Hernán Maidana (born 14 February 1972) is an Argentine former assistant football referee. He officiated at three FIFA World Cups and was an assistant referee in the 2018 FIFA World Cup final between France and Croatia.

== Career ==
Maidana represented Argentina at a number of international tournaments. He took part in the football tournament at the 2008 Summer Olympics in Beijing and later worked at the 2010 FIFA World Cup in South Africa, where he was part of a refereeing team with Héctor Baldassi and Ricardo Casas.

At the 2014 FIFA World Cup in Brazil, Maidana served as an assistant to Néstor Pitana, alongside Juan Pablo Belatti. The Argentine team officiated four matches at the tournament, including the quarter-final between France and Germany.

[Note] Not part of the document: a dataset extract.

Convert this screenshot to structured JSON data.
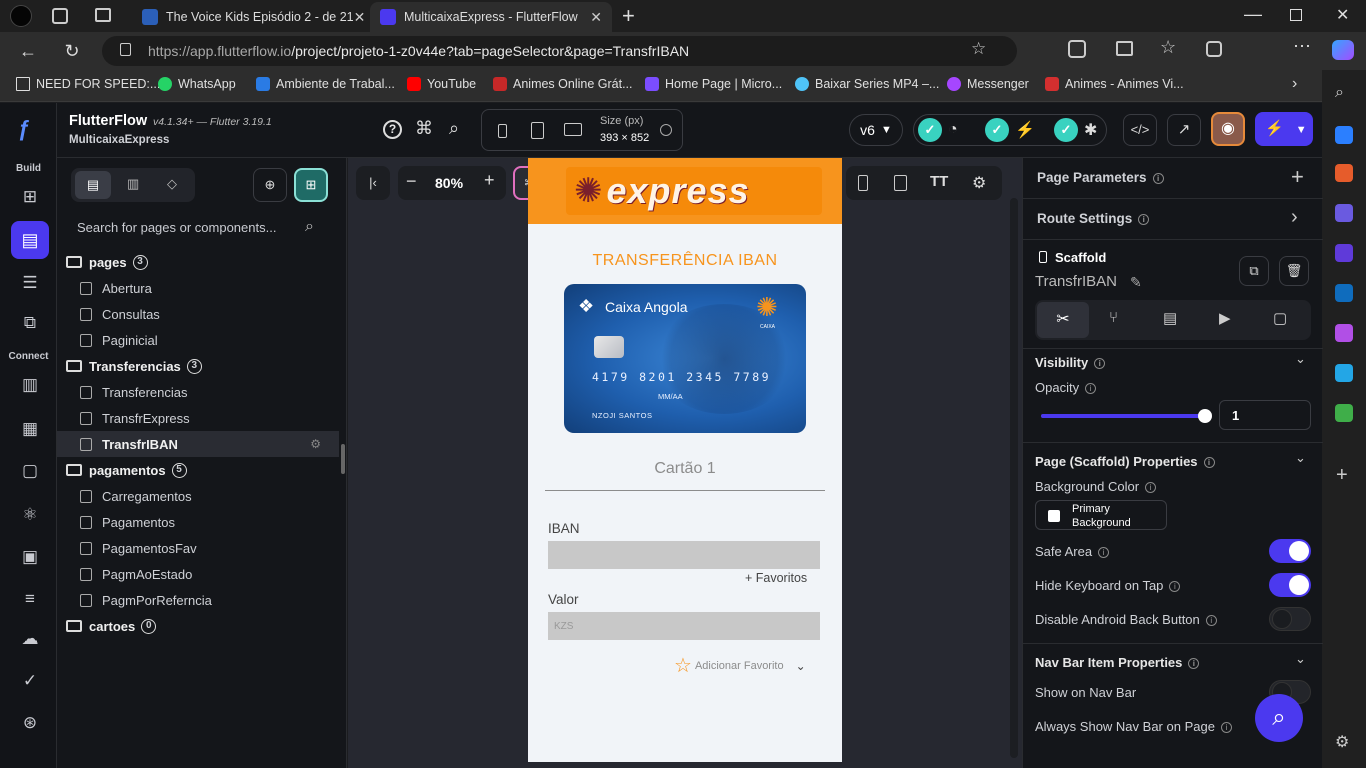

Maidana, Pitana and Belatti also worked together at the 2015 Copa América in Chile. Their assignments included the opening match between Chile and Ecuador and the group-stage match between Colombia and Peru.

In 2016, Maidana returned to the Olympic Games for the football tournament in Rio de Janeiro. By that time, his international experience included two World Cups, two Olympic tournaments and the 2011 and 2015 editions of the Copa América.

His third World Cup came in 2018. Maidana and Belatti assisted Pitana in the opening match between Russia and Saudi Arabia at the Luzhniki Stadium in Moscow. The trio also officiated Mexico–Sweden, Croatia–Denmark and the quarter-final between Uruguay and France.

They were later appointed to the 2018 FIFA World Cup final between France and Croatia, also held at the Luzhniki Stadium. Maidana was the first assistant referee and Belatti the second. France won the match 4–2.